From third through about sixth grade, I suffered night terrors. I was also an intrepid sleepwalker. The former malady evinced itself in my waking up, eyes wide open and fully cognizant of my surroundings, but in abject fear. That fear sent me running to the place I deemed safest. At home, it was my mother’s room, though my brothers made great sport in waylaying me as I sped down the hall screaming. If I spent the night at a friend’s house, their parents were also at risk. That I was invited back after one of these episodes is a testament to their patience and generosity. Crying and screaming, I’d burst through the door and launch myself onto their bed, hands covering my face. Something was after me, I couldn’t look at it, and I could only be coaxed out of the nightmare by soothing words and television. I watched a lot of Johnny Carson growing up.
During that same time, on other occasions but less frequently, I would sleepwalk. However, I didn’t confine my travels to the house. Instead, I would get out of bed and walk around the neighborhood. I recall the misty feel, the trance-like state, and the absolute inability to stop myself. I’ve often wondered what someone would have done had they seen me out at 2 am, on a cold December morning, ambling around like a zombie in my pajamas. But I was never spotted, always ending up in my own bed. The only proof of the occurrence was my vague recollections, dirty and/or bloody feet and the times I started the evening at a friend’s house down the block, only to be listed as AWOL by his mother in the morning. My mother would see the front door wide open, and find me in my own bed.
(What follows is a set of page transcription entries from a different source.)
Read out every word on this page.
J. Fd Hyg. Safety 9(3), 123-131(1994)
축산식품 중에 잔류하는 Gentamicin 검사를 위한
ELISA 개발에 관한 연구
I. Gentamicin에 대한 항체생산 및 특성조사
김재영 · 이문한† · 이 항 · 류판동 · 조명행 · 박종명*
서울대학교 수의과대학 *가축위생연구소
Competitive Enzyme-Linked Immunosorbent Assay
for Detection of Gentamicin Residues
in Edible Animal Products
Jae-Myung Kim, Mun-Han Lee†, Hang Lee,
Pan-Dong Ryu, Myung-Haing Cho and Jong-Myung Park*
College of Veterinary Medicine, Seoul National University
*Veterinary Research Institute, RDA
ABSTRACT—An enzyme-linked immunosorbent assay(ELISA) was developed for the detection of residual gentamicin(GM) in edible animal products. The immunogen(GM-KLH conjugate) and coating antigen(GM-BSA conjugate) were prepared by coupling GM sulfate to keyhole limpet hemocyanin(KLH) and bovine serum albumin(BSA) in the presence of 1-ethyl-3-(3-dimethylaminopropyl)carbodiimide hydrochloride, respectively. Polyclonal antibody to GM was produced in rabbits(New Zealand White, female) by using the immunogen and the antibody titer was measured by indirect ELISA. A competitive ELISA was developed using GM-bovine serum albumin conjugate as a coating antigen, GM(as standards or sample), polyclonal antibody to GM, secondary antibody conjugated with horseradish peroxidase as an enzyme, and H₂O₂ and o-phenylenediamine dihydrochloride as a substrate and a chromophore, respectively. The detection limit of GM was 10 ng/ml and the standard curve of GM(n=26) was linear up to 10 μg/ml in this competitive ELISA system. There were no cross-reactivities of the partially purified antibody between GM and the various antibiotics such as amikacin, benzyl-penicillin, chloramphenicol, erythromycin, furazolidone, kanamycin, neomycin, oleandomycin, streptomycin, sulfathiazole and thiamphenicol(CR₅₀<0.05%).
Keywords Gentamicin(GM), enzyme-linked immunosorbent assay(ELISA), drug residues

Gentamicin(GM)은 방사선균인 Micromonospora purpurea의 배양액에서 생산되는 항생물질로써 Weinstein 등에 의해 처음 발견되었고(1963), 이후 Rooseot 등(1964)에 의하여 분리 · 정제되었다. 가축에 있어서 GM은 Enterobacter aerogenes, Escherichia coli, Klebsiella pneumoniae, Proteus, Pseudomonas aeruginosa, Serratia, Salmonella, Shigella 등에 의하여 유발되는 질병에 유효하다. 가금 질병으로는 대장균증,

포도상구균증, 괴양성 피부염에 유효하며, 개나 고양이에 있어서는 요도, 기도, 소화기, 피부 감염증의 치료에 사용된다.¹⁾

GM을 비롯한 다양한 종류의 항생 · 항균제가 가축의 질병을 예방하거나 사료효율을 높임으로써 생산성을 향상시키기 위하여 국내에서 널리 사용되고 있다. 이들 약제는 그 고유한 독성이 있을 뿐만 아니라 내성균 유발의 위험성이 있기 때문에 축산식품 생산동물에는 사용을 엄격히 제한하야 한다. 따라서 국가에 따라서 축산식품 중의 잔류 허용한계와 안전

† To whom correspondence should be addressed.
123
Insidious uses the realm of sleep to create (or, in my case, re-create) a terrifying world where, presumably, children like me go when afflicted. The son of Rose Byrne (Bridesmaids) and Patrick Wilson (Little Children) sleepwalks to the attic, bumps his head, and falls into an inexplicable coma. Only, it is not a coma. Instead, he has drifted into what is later explained as “The Further,” a dream-state that is unfortunately populated by the restless dead, who hope to capture the boy simply because they thirst for his life, and more dangerous demons, who want his body to re-enter the world and wreak havoc. Modern medicine fails, the less-conventional expert steps in, and away we go. It is revealed that Wilson suffered night terrors as a boy, and the unwanted attentions of this particular demon as a child:
Wilson is sent in to get his son.
Director James Wan’s (Saw, The Conjuring) world is creepy (the two demons in particular); the scares are initially restrained, but plentiful, and meted out in increasing doses; and the acting first-rate. As the mother, Byrne is sympathetic and appropriately destabilized, and Wilson plays the father as truly scared and vulnerable – he is gripped by initial cowardice and denial; he does not want to go back to the world that so plagued him as a child. The medium (Lin Shaye) is compelling and her two researcher assistants provide necessary comic-relief without being obtrusive – this is the same set-up as Poltergeist minus the over-the-top “This house is cleeeeeeeeeeeeaaaaan” nonsense.
The film’s primary strength is its patience. As Wan explains:
Between ‘Saw’ and ‘Paranormal Activity’, along with the ‘Blair Witch Project’, it’s been proven time and time again that the scariest movies are ones that are made outside of the studio system, where you have the control to say, “You know what? I’m not going to open the movie with a big, scary action set piece. I’m just going to slowly build characters and get you sucked into the family, get you liking the characters before things start to happen.”
If there are weaknesses, they are slight: the set-up is very derivative, the middle third is rushed, the revelation of Wilson’s demon in childhood photos is too overt, and Barbara Hershey (as Wilson’s mother) is wasted. To amp up the intrigue, Wan should have used Hershey in flashback, a helpless single mother trying to cope with her spooky son.
True, the movie hit home, but even without my sleep disturbance past, I’d have been won over, because Wan and writer Leigh Whannel credit The Changeling, an as yet unreviewed filmvetter favorite.